Precautions for Relugolix (Orgovyx)

Dosage Adjustments and Administration Methods

Standard Regimen: A loading dose of 360 mg on the first day, followed by 120 mg orally once daily, which can be taken with or without food.

Missed Dose Management: If a dose is missed by less than 12 hours, take the missed dose immediately. Otherwise, skip the missed dose and take the next scheduled dose as planned.

Treatment Interruption: If treatment is interrupted for more than 7 days, restart with a loading dose of 360 mg.

Management of Drug Interactions

P-gp Inhibitors: Such as azithromycin and verapamil. Concomitant use should be avoided. If unavoidable, administer the medications with an interval of at least 6 hours and enhance monitoring for adverse reactions. For short-term use of P-gp inhibitors, relugolix may be suspended for up to 2 weeks.

P-gp and Strong CYP3A Inducers: Such as rifampicin. If concurrent use cannot be avoided, increase the relugolix dose to 240 mg daily.

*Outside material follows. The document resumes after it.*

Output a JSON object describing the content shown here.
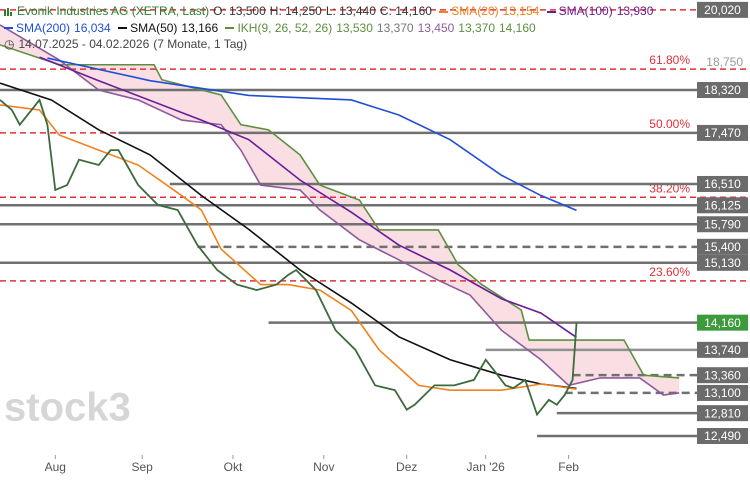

Use in Special Populations

Elderly Patients: Patients aged 65 years and above account for 81% of users, but age has no significant impact on pharmacokinetics.

Hepatic or Renal Impairment: No dosage adjustment is required for patients with mild to moderate hepatic or renal impairment. However, data on patients with end-stage renal disease or severe hepatic impairment are lacking, so cautious assessment is necessary.